The presentation is followed by a conversation led by CUNY Graduate School alumnus Dr. Chelsea Schields (University of California, Irvine). Her book Offshore Attachments: Oil and Intimacy in the Caribbean will be published by University of California Press in May 2023.
 
More about the speakers:
Margo Groenewoud is 2022-2023 Fulbright Scholar-in-Residence at The City College of New York and the CUNY Dominican Studies Institute. Based in the Dutch Caribbean since 2008, she obtained her PhD degree in Caribbean history at Leiden University and the University of Curaçao, where she is a senior lecturer. Recurrent themes in her scholarship are social exclusion, citizenship, migration and radicalism in the transnational Caribbean. Groenewoud recently published in Clio. Women Gender History, Small Axe and the Journal of Caribbean History. She is consultant for the Digital Library of the Caribbean (dLOC) and member of the editorial boards of CSA’s Caribbean Conjunctures and of the Brill Caribbean Studies series.

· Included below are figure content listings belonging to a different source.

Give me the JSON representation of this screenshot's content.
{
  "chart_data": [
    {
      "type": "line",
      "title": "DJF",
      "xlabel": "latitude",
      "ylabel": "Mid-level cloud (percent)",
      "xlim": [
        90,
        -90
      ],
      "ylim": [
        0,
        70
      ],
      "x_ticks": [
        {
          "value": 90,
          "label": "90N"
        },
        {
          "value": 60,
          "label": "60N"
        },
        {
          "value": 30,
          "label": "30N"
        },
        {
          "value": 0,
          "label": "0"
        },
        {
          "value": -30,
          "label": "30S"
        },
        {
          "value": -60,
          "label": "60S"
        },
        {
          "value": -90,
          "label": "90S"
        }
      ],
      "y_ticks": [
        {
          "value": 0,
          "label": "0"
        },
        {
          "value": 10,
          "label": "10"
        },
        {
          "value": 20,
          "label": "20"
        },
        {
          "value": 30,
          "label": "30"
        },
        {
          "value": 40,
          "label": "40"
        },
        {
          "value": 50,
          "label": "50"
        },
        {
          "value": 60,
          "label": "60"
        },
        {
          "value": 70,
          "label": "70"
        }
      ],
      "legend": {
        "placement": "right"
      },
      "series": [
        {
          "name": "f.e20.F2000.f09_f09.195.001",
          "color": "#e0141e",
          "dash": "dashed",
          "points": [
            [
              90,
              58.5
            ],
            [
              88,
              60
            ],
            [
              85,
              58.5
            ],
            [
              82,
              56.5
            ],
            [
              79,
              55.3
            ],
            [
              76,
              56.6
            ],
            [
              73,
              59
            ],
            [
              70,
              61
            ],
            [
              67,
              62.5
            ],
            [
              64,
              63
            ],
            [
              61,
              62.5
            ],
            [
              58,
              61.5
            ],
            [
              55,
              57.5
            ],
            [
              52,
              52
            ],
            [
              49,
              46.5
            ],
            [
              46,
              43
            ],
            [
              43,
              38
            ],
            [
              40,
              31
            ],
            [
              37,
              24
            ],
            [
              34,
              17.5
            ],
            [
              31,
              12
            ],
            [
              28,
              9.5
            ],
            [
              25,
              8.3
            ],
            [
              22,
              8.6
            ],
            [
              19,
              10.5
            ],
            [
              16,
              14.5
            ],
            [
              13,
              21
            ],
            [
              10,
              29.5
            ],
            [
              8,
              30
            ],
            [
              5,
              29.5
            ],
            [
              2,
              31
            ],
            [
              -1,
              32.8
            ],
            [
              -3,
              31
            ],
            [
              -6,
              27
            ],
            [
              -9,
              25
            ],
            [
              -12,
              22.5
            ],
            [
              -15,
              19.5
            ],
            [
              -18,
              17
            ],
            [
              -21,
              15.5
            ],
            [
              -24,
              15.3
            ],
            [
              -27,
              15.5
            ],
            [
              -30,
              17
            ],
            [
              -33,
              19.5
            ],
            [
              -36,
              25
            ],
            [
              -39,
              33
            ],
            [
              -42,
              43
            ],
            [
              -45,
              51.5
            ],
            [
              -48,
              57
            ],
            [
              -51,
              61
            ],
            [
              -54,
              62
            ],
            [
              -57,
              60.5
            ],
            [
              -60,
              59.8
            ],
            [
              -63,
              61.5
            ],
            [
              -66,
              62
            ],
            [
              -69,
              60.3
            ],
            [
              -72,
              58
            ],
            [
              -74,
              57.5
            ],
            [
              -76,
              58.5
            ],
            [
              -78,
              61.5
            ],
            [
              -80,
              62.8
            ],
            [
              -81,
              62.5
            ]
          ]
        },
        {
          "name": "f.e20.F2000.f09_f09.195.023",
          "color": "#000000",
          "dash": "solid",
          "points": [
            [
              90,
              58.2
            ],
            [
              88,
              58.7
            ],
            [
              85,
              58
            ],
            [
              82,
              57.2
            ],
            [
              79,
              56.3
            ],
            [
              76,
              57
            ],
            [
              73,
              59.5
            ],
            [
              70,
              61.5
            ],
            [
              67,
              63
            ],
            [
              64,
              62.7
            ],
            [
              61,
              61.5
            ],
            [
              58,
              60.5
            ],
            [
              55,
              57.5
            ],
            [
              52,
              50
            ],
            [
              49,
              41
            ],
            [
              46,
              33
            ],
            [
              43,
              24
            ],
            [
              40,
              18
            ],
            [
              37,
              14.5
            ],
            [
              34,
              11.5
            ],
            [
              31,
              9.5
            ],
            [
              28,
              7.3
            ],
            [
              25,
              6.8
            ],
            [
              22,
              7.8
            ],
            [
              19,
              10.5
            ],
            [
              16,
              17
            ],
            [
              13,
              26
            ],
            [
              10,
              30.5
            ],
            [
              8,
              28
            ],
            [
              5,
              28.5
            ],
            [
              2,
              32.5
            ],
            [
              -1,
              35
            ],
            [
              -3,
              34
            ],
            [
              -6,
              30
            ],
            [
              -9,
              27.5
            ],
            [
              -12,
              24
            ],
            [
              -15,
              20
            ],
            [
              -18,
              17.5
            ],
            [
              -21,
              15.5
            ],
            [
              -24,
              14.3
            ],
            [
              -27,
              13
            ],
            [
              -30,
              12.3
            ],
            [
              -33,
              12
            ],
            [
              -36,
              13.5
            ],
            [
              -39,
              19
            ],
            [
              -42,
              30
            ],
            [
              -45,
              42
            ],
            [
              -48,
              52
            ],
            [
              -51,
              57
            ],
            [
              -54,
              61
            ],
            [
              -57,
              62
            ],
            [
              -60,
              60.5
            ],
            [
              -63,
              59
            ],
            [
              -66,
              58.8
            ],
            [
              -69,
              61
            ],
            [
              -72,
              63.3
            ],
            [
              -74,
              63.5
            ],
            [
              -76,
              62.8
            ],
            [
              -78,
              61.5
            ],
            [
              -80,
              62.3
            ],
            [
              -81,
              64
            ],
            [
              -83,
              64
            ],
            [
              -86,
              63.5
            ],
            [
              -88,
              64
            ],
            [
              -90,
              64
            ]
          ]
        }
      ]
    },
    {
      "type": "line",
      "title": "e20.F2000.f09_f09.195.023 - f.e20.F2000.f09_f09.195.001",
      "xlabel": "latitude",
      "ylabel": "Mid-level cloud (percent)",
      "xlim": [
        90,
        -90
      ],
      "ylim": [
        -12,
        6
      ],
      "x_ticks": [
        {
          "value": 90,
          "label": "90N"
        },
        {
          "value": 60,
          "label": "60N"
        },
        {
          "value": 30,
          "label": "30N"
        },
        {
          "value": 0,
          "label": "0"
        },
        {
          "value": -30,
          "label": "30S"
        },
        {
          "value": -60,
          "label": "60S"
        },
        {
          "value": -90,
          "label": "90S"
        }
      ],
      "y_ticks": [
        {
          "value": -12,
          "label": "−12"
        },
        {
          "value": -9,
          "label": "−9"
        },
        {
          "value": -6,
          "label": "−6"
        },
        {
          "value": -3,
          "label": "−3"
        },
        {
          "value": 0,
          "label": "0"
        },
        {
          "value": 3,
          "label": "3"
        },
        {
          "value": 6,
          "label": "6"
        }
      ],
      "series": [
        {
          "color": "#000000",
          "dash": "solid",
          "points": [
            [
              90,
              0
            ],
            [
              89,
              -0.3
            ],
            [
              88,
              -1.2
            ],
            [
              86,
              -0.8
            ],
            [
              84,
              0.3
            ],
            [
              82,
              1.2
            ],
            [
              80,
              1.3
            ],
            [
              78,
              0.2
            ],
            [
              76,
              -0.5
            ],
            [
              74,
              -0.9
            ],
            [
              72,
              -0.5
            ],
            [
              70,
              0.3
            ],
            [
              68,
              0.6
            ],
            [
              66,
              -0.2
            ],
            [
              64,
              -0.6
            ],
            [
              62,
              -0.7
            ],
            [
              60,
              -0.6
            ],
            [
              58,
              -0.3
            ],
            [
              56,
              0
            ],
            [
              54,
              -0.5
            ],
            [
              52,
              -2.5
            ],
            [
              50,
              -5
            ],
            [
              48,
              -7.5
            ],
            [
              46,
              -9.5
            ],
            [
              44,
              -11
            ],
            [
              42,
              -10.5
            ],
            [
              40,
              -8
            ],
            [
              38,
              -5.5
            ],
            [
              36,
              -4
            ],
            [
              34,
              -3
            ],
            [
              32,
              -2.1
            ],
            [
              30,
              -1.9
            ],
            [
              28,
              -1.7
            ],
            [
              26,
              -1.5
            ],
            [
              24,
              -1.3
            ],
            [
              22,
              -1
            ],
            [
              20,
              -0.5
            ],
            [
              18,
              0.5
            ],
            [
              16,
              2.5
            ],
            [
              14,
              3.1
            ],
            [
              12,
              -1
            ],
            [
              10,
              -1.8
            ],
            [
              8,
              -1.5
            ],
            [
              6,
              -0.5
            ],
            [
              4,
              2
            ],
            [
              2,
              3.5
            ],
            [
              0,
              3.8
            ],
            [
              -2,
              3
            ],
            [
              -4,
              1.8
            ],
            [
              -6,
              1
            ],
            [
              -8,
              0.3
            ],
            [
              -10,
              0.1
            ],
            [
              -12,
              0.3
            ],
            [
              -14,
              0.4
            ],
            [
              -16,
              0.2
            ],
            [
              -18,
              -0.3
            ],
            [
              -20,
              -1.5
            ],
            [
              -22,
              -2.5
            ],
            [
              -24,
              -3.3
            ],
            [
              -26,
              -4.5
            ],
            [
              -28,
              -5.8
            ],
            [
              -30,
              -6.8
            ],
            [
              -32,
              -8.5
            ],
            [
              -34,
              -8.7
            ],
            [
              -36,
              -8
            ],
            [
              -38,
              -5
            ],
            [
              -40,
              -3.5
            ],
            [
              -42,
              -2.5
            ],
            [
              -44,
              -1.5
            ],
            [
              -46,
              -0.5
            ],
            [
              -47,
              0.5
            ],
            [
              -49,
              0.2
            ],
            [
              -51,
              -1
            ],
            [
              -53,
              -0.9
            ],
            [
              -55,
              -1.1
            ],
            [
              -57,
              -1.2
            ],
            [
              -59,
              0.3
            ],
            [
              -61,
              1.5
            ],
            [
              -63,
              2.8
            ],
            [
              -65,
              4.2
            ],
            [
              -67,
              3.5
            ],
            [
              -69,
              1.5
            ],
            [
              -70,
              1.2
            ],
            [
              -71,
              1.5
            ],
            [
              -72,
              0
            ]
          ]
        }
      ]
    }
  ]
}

Chelsea Schields is Assistant Professor of History at the University of California, Irvine. Her scholarship explores the entwined histories of sexuality, energy, and empire in the twentieth-century Caribbean and Europe. She is the author of Offshore Attachments: Oil and Intimacy in the Caribbean (University of California Press, 2023) and, with Dagmar Herzog, coeditor of The Routledge Companion to Sexuality and Colonialism (Routledge, 2021). Recent articles have appeared in Radical History Review and Gender & History.
 
Image credits: Mural in San Pedro de Macoris by artist Nadal Walcot. Courtesy of Margo Groenewoud.
 
Weekday visitors to the Graduate Center’s 365 Fifth Avenue campus no longer have to show proof of vaccination or negative PCR tests at the lobby desk. They just need to show a government-issued picture ID and sign in at the security desk. To enter the Graduate Center, CUNY students, faculty, and staff are required to provide proof of their COVID-19 vaccination through the Cleared4 platform.